When you are still at the start, the only thing that should worry you is having work in a specific language in the place where you live, or where you plan to live. And ideally, the work of the initial level, or in companies that by their foolishness (yes, precisely by their foolishness) will decide you to hire.
In the place where I lived, there was a choice to go QA to a taxi company that developed a system to automate receiving calls in Java, or to sit and suck a paw with my desire to write code in Python. For in a radius of 2000km - there was not a single job in Python.
Someone will say about the remote. I tried. All vacancies that were. There were from bodyshop that just throw you on combat projects and see if you crap on them or not. And, frankly, already with my experience, in 99.9% of cases the beginner will not cope.
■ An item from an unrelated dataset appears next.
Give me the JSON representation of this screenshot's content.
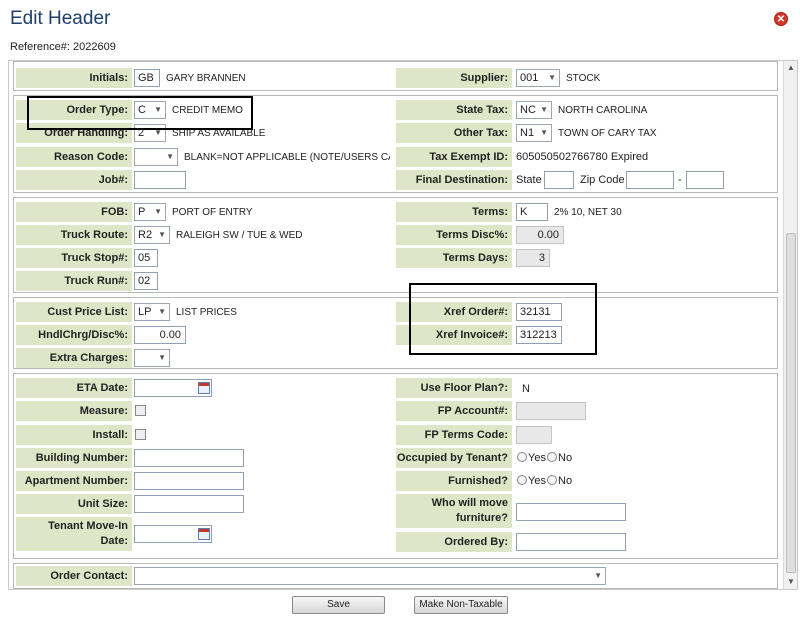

Real projects with 50+ app, configs from enshibla, custom authorizations and other difficult-architectural code - is very different from what the beginner teaches.
Therefore, all you have to worry about when choosing a language is the presence of an entry-level job on this stack.
You need a line in the resume, and nothing more
The career of a programmer can be divided into until the moment when the programmer gets the first job and after.
I remember my first time when I updated my resume, and indicated that I have been working for 8 months with an enterprise-PHP developer (ZEND / SYMFONY) in a relatively good company. For 5 days I received 30-50 calls from all over the world. I felt like the same blonde girl from that famous meme with blacks. And I received suggestions not only for PHP, but also for Java / .Net / Ruby.

And why did it all happen? The proof appeared in my resume that I am better than all those people who drop bids after courses of ayti, personal training, changing specialties, and so on. And then I was able to find fault with the stack that goes, what the payment, the conditions and so on.
Therefore, at the initial level, you need to get a line in the resume that you work as a programmer. Any way, on any stack.
It is better to be a developer on the dumb Spoke to the Guys-stack than a dreamer without work
If someone writes to you that some stack is dull, but you can get a job on it with a greater likelihood than on something fashionable youth - you should consider it.
It is much easier to change the stack when you are already a developer, when you get good money and you don’t sweat about what to live for, rather than learning something cool, but “difficult to convert to a workplace” initially and for months to sit without work.
“Which language to choose for teaching programming” is the one that will allow you to get your first job as a developer. But after that you can already be perverted, somehow, at least #F with Haskell to teach.
PS: and you do not spend money on courses, books are better.